One way of looking at an electronic system is to divide it into 3 parts:

--> Inputs – Electronic or mechanical sensors (or transducers). These devices take signals/information from external sources in the physical world (such as antennas or technology networks) and convert those signals/information into current/voltage or digital (high/low) signals within the system.

--> Signal processors – These circuits serve to manipulate, interpret and transform inputted signals in order to make them useful for a desired application. Recently, complex signal processing has been accomplished with the use of Digital Signal Processors.

-->Outputs – Actuators or other devices (such as transducers) that transform current/voltage signals back into useful physical form (e.g., by accomplishing a physical task such as rotating an electric motor). For example, a television set contains these 3 parts. The television's input transforms a broadcast signal (received by an antenna or fed in through a cable) into a current/voltage signal that can be used by the device. Signal processing circuits inside the television extract information from this signal that dictates brightness, colour and sound level. Output devices then convert this information back into physical form. A cathode ray tube transforms electronic signals into a visible image on the screen. Magnet-driven speakers convert signals into audible sound.


Related notes:


Microelectronics : Microelectronics is a subfield of electronics. Microelectronics, as the name suggests, is related to the study and manufacture of electronic components which are very small (usually micron-scale or smaller, but not always). These devices are made from semiconductors using a process known as photolithography. Many components of normal electronic design are available in microelectronic equivalent: transistors, capacitors, inductors, resistors, diodes and of course insulators and conductors can all be found in microelectronic devices.


Digital integrated circuits (ICs) consist mostly of transistors.
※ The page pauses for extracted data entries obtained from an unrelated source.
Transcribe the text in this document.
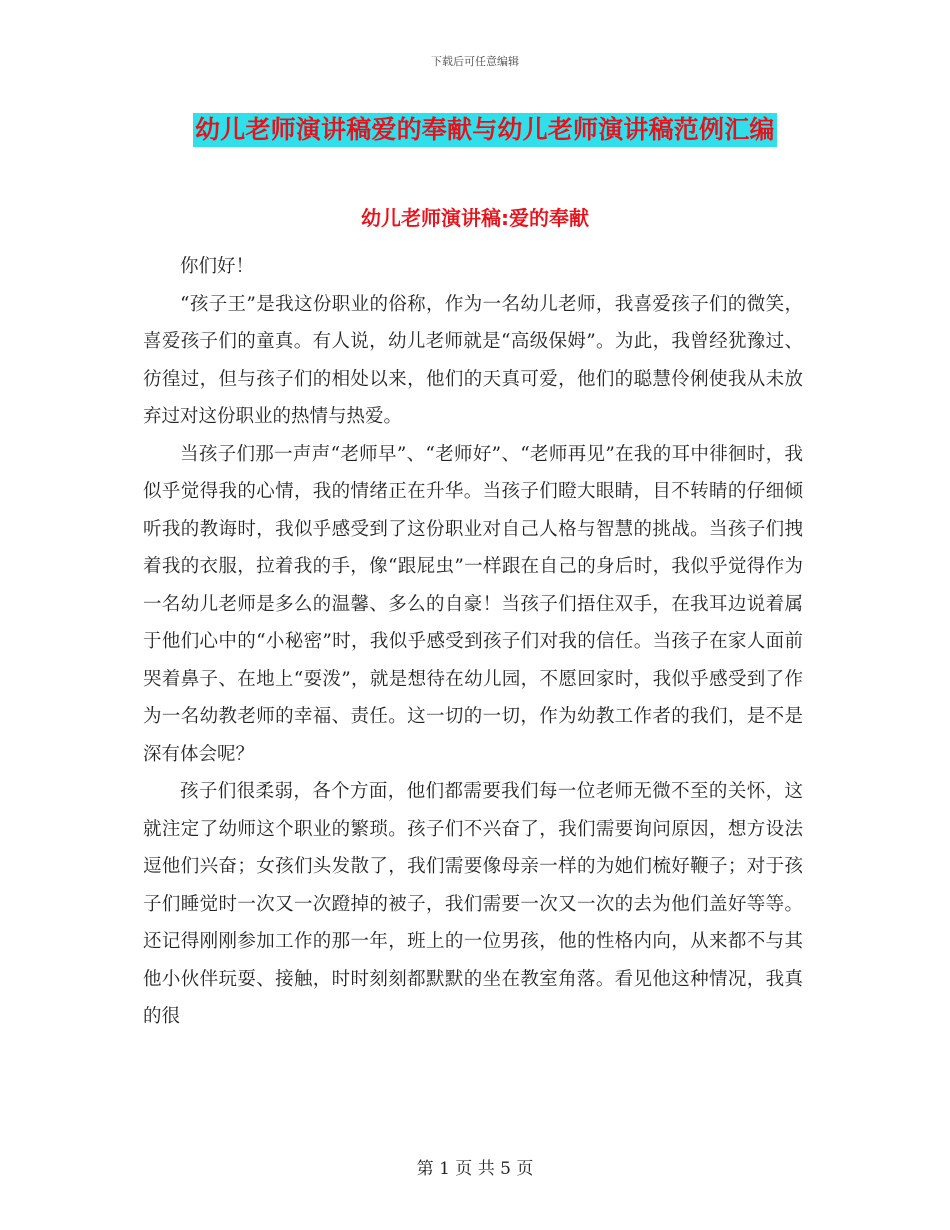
下载后可任意编辑
幼儿老师演讲稿爱的奉献与幼儿老师演讲稿范例汇编
幼儿老师演讲稿:爱的奉献

你们好！

“孩子王”是我这份职业的俗称，作为一名幼儿老师，我喜爱孩子们的微笑，喜爱孩子们的童真。有人说，幼儿老师就是“高级保姆”。为此，我曾经犹豫过、彷徨过，但与孩子们的相处以来，他们的天真可爱，他们的聪慧伶俐使我从未放弃过对这份职业的热情与热爱。

当孩子们那一声声“老师早”、“老师好”、“老师再见”在我的耳中徘徊时，我似乎觉得我的心情，我的情绪正在升华。当孩子们瞪大眼睛，目不转睛的仔细倾听我的教诲时，我似乎感受到了这份职业对自己人格与智慧的挑战。当孩子们拽着我的衣服，拉着我的手，像“跟屁虫”一样跟在自己的身后时，我似乎觉得作为一名幼儿老师是多么的温馨、多么的自豪！当孩子们捂住双手，在我耳边说着属于他们心中的“小秘密”时，我似乎感受到孩子们对我的信任。当孩子在家人面前哭着鼻子、在地上“耍泼”，就是想待在幼儿园，不愿回家时，我似乎感受到了作为一名幼教老师的幸福、责任。这一切的一切，作为幼教工作者的我们，是不是深有体会呢？

孩子们很柔弱，各个方面，他们都需要我们每一位老师无微不至的关怀，这就注定了幼师这个职业的繁琐。孩子们不兴奋了，我们需要询问原因，想方设法逗他们兴奋；女孩们头发散了，我们需要像母亲一样的为她们梳好鞭子；对于孩子们睡觉时一次又一次蹬掉的被子，我们需要一次又一次的去为他们盖好等等。还记得刚刚参加工作的那一年，班上的一位男孩，他的性格内向，从来都不与其他小伙伴玩耍、接触，时时刻刻都默默的坐在教室角落。看见他这种情况，我真的很

第 1 页 共 5 页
Analog circuits commonly contain resistors and capacitors as well. Inductors are used in some high frequency analog circuits, but tend to occupy large chip area if used at low frequencies; gyrators can replace them.
As techniques improve, the scale of microelectronic components continues to decrease. At smaller scales, the relative impact of intrinsic circuit properties such as interconnections may become more significant. These are called parasitic effects, and the goal of the microelectronics design engineer is to find ways to compensate for or to minimize these effects, while always delivering smaller, faster, and cheaper devices.


Fuzzy electronics: Fuzzy electronics is an electronic technology that uses fuzzy logic, instead of the two-value logic more commonly used in digital electronics. It has a wide range applications, including control systems and artificial intelligence.


Optoelectronics: Optoelectronics is the study and application of electronic devices that interact with light, and thus is usually considered a sub-field of photonics. In this context, light often includes invisible forms of radiation such as gamma rays, X-rays, ultraviolet and infrared. Optoelectronic devices are electrical-to-optical or optical-to-electrical transducers, or instruments that use such devices in their operation.

Electro-optics is often erroneously used as a synonym, but is in fact a wider branch of physics that deals with all interactions between light and electric fields, whether or not they form part of an electronic device.